A major application of the permethylation reaction is linkage or “methylation analysis” for determination of carbohydrate linkages by GC/MS. It was developed in the late 1960s [153, 154] and is still in use today. The method has been the subject of many articles and reviews [141, 155-161], and several modifications have been developed. Basically, the procedure is one in which all hydroxyl groups in a polysaccharide are first permethylated after which the molecule is hydrolyzed to generate monosaccharides that contain free hydroxyl groups at the sites of linkage. These monosaccharides are then reduced in order to avoid the production of two peaks on chromatographic analysis due to a- and P-anomers, and, finally, the resulting alditols are derivatized with a different reagent such as acetic anhydride to produce partially methylated alditol acetates, known as PMAAs. The positions of the various substituents are subsequently located by GC/MS in order to determine which of the hydroxyl groups (those derivatized as OAc in this example) were originally involved in bonding. Ring size is also reflected in the results because for hexoses, additional free OH groups will be generated at C4 and C5 for furanoses and pyranoses, respectively. However, the additional OH groups can cause problems with certain sugars such as 4-linked hexopyranoses and 5-linked hexofuranoses, both of which will produce 1,4,5-triacetoxy products. However, carbohydrates derived from mammalian glycoproteins appear to contain only pyranose structures, and, consequently this difficulty should not present problems in this area. Although these procedures will identify which hydroxyl groups on a given sugar ring are involved in linkage, information as to which sugar is attached at that site is not available and must be obtained by other means.
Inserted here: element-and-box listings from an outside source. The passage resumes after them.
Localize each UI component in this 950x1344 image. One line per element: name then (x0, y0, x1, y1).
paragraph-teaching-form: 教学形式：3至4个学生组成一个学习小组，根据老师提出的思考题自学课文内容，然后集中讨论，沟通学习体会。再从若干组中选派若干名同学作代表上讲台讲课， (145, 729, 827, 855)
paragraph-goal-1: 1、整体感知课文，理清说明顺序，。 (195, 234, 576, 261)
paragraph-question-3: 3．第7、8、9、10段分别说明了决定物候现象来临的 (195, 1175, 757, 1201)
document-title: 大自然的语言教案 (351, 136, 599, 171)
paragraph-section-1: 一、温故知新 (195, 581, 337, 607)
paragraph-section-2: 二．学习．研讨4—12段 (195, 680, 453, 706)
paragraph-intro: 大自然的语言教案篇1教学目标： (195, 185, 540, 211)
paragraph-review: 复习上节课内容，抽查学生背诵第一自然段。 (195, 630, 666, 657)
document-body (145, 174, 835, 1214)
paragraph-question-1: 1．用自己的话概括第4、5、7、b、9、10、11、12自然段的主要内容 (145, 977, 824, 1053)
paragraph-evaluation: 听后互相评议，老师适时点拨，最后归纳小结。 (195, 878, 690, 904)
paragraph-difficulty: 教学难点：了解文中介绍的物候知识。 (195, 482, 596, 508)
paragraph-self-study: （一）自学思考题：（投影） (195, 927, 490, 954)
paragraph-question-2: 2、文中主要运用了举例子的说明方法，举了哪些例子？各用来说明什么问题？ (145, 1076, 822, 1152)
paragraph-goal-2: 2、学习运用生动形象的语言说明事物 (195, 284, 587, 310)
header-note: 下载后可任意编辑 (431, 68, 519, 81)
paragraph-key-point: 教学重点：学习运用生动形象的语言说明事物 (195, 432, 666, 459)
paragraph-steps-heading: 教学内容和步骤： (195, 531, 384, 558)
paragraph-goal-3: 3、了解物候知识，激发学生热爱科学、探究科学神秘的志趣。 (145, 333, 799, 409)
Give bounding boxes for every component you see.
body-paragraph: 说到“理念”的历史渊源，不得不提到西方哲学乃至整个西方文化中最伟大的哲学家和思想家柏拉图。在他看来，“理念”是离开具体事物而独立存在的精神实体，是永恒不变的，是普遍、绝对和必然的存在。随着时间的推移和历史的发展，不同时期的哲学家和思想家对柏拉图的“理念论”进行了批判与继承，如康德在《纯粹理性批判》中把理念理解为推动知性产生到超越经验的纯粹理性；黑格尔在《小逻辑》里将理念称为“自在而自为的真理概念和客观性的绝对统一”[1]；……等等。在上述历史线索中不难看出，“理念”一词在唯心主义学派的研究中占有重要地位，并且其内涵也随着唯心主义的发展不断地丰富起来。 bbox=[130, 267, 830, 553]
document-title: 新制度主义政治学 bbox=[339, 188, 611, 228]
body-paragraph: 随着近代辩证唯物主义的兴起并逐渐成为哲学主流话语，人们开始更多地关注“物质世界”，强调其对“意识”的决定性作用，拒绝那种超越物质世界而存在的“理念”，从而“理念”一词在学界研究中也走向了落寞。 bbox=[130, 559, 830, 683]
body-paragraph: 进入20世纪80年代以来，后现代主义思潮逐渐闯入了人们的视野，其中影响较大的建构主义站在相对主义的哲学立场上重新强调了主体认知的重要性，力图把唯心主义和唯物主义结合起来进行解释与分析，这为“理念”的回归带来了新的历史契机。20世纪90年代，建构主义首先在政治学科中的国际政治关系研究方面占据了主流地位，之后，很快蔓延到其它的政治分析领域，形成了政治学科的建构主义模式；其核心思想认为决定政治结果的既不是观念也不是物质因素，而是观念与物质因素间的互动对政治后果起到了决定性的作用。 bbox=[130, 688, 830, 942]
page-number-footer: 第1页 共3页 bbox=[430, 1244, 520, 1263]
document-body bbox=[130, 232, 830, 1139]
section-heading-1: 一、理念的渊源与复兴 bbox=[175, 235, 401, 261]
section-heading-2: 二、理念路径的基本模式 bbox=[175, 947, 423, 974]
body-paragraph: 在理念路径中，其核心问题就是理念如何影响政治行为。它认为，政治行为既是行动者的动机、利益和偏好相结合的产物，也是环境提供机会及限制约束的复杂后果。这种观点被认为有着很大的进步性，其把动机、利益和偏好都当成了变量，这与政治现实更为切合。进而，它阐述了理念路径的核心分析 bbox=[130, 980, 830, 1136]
Data on the retention times and mass spectra of these derivatives have been published in several reviews [141, 159, 160]. Fragmentation occurs primarily along the carbon chain following charge localization on a nitrogen (amino sugar) or oxygen atom. Secondary fragments are the result of the further elimination of neutral fragments such as acetic acid (60 u) ketene (42 u), formaldehyde (30 u), or methanol (32 u). The base peak is usually at m/z 43 (CH3CO+).
Derivatization of Sialic Acids
Glycans containing sialic acids are relatively unstable, particularly under MALDI conditions, and readily eliminate sialic acid. Methods for overcoming this problem are discussed in Section 18.104.22.168. One of these methods involves methyl ester or amide formation to remove the labile acidic protons that are responsible for the sialic acid losses. Permethylation not only achieves the same purpose but also blocks the hydroxyl groups preventing fragmentation in negative ion mode. More details can be found later in this chapter.